Transcript
Joe Troyer: Let’s see. So Carolyn says, how do you measure the quality score of the landing page? Does Google tell you. Yeah, exactly. So Google tells you the quality score.
Joe Troyer: So here’s what happens, in my experience, and I’ll give you a little bit of psychology when it comes to Google ads and and how I believe you should play the game when it comes to Google ads. When you first start out a Google ads account, your quality score on your campaigns, or even when you add new campaigns. Your quality score when you just start is going to be like nothing, right? And you need to prove to Google that people are going to visit the landing page, that they’re not going to bounce on the landing page, that you’re going to give the user a good experience. And you have to just play this waiting game with Google for them to give you a good quality score.
Joe Troyer: So there’s other things that you can do by all means to help get a good quality score. You’ve got a good landing page, you have good ads that have a high click through rate. But essentially for me, it’s a timing game, right? You can either take a month to go through and get a good quality score, or you can take a week, right? So time is money, right? And so for me, when I’m running Google ads campaigns, I will purposely bid high and frankly, pay through the nose for the first week to two weeks, just so that I can get enough impressions and I can get enough clicks to raise my quality score. So what you’ll see is in my first two weeks, my quality score is jack. It’s horrible, it’s crap, it’s nothing. And my cost per click is really high.
Joe Troyer: But then what happens is my click through rate goes up, my quality score goes up and my cost per click, like nosedives in a good way, and my cost per click goes down. And, my point of view, you can either do that like I do, and you can spend your way to getting faster results. Or you can quite literally play the game with Google for months, and quite literally folks, months.

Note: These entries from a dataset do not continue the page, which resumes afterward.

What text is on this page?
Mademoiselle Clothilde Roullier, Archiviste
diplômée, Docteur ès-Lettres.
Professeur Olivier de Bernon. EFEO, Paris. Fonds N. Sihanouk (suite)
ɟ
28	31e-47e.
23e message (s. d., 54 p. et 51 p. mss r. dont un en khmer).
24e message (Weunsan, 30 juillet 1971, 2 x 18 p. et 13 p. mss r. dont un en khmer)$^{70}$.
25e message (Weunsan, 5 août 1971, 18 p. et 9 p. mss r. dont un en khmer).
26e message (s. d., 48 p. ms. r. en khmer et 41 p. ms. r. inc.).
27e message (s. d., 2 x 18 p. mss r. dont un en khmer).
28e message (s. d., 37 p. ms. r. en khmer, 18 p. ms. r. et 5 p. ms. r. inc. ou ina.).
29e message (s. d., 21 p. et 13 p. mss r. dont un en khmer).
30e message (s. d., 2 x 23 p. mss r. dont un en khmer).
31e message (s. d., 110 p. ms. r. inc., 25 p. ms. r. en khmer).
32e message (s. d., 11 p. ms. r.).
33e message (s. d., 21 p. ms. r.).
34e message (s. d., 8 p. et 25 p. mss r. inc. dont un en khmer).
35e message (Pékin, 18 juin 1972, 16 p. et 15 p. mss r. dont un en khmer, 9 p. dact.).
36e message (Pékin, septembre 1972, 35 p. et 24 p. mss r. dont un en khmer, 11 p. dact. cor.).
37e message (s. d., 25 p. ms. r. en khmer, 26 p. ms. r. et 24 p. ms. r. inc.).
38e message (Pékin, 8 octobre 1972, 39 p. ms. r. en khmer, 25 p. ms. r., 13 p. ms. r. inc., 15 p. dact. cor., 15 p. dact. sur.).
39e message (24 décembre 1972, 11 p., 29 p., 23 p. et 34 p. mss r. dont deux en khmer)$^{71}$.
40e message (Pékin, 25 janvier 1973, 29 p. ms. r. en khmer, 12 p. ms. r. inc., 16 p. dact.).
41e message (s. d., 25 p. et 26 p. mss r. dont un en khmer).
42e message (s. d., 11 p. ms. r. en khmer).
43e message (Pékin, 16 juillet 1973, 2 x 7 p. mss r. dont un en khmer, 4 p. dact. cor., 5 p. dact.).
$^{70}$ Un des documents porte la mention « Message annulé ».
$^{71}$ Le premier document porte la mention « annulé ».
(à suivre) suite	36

Joe Troyer: So for me, time is money and I don’t want to be playing that game longterm. So when I have a customer that comes on board, I advise them that the first couple of weeks, the first couple of months, we are going to push the envelope. And the goal is not break even, the goal is to figure out what’s happening and come up with a game plan to then break even.
Joe Troyer: Does that make sense to everybody? So for me, the way that I get good quality score is, when launching a campaign, paying through the nose, and giving Google enough data so that they can say that my site is good. Cool.